Priority on the waiting list is by the selection criteria, not by the date you asked to join.

Independent panel

Appeal

You have a statutory right of appeal against the school's decision not to offer a place; your council notifies you of the appeals process on National Offer Day. Appeals are heard by an independent panel, and you'll be told the deadline to lodge yours. A repeat appeal in the same year, for the same school, is only heard if your circumstances have materially changed. Appealing does not affect your son's waiting-list position.

06 · Sixth form entry

Joining Year 12 at Tiffin.

The sixth form is for boys. Internal Year 11 boys who meet the academic requirements move up; there are at least 90 external places for students from other schools. There is a Priority Area for sixth-form entry too — within 10 km — but entry is fundamentally on GCSE results.

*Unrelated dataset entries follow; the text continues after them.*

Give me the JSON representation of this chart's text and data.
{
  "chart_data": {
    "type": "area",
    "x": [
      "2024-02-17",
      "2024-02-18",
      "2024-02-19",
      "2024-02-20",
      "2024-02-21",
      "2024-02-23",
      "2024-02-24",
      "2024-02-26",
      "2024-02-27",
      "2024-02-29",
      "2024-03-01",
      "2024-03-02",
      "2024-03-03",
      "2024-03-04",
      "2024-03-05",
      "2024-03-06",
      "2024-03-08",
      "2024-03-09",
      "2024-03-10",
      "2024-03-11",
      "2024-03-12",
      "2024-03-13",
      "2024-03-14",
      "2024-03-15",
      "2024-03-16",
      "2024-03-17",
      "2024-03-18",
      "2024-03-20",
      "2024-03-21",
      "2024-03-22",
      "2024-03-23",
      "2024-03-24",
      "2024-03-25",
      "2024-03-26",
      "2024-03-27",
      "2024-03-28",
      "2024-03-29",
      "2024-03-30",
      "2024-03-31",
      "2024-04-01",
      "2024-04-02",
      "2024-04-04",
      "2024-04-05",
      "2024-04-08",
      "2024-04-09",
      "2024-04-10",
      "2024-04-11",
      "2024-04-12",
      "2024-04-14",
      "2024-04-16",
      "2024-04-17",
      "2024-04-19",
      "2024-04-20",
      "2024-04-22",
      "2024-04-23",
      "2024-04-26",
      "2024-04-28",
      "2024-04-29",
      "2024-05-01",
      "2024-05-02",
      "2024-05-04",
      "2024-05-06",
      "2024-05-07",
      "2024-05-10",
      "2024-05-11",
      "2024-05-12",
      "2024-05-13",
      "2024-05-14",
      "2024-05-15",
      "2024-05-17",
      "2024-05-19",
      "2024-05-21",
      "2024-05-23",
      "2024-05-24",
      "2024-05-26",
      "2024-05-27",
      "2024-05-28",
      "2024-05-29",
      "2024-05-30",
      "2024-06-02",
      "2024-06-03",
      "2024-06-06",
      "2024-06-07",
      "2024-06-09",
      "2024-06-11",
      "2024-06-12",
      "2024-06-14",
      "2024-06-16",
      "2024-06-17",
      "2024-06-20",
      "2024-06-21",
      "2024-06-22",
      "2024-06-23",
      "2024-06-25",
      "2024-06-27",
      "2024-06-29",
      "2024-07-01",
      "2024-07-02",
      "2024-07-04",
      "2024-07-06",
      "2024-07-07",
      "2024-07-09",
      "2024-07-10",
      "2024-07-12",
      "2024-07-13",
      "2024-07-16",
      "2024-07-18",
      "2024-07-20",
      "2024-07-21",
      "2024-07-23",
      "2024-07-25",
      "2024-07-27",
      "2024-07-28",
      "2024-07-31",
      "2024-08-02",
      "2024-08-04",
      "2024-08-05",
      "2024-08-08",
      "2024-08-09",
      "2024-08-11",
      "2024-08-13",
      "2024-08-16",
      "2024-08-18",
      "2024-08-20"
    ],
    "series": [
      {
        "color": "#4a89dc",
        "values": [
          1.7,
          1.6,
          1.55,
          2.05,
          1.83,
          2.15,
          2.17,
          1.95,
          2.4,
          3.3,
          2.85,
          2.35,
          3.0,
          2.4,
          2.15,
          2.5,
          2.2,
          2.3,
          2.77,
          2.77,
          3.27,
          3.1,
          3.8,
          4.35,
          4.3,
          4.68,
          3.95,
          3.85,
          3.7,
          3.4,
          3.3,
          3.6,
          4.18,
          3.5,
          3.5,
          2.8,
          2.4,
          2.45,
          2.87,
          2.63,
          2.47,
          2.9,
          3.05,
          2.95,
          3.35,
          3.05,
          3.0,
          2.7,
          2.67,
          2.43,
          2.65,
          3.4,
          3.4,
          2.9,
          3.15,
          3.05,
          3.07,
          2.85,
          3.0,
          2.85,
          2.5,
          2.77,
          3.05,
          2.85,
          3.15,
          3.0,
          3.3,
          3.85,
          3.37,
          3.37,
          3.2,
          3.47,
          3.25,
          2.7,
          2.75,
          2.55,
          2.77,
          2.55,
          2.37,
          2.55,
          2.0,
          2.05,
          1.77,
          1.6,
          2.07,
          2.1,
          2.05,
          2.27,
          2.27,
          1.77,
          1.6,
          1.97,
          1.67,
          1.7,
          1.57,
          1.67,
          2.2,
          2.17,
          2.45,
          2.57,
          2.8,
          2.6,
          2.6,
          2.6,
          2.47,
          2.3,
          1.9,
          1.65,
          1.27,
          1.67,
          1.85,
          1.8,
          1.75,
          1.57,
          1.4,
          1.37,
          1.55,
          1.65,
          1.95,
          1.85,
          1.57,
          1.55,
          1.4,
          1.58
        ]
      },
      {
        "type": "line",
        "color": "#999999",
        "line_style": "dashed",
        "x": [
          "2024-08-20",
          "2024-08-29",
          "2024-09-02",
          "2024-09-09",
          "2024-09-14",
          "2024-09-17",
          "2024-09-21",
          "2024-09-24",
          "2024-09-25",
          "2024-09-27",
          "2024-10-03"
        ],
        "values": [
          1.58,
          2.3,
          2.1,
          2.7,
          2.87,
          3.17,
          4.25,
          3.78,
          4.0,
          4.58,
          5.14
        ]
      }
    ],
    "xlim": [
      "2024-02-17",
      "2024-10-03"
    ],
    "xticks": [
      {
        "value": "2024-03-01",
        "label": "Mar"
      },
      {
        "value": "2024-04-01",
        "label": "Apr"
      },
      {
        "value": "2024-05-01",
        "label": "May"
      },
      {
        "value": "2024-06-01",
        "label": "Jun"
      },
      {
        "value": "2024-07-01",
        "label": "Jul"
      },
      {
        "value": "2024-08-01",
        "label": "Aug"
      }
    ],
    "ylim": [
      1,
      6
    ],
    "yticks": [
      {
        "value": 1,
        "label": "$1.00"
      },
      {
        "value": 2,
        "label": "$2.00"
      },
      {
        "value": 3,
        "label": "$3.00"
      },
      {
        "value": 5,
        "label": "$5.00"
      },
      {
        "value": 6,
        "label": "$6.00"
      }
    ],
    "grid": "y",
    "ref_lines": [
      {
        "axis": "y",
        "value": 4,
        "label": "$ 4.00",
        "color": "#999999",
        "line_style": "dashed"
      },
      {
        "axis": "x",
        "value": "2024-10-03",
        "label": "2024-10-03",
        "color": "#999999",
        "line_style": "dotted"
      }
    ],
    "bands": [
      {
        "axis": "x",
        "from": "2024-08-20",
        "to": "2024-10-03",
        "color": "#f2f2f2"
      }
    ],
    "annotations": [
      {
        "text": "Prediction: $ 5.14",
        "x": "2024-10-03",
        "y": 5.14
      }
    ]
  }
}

Entry requirements at GCSE

The grade floor.

Applicants need a total grade-point score of 56 across their best eight qualifying GCSEs — an average of grade 7 — and at least a grade 5 in English Language and Maths. To take a subject at A-level you generally need at least a grade 7 in that subject at GCSE, with higher requirements for the sciences (a grade 8 average for two or three sciences), Computer Science and Further Maths (grade 9 in GCSE Maths).

56
point total · best 8 GCSEs
5+
English Lang & Maths
7+
each A-level subject
Applying for Year 12

Apply online by December.

External applicants complete the online application form on the school website by 17 December 2026 — late applications are not considered. Offers are confirmed after GCSE results day (expected 26 August 2027). Places are ranked first by looked-after status, then by total grade-point score with distance as a tiebreak, with priority to boys living within the 10 km area and applying for the school's "Curriculum Breadth" subjects. Each place is also subject to meeting the specific course requirements and to teaching-group capacity. Unsuccessful applicants have the right of appeal.

07 · Common questions

The things parents always ask.

Realistically, no. The school states that every Year 7 place since 2019 has gone to a boy living within 10 km, and its own guidance asks out-of-area families to think carefully before registering. You can still sit the test, but treat a place from outside the area as very unlikely. Check your straight-line distance to the Queen Elizabeth Road gate before committing — you can see the 10 km circle on the GrammarBound map.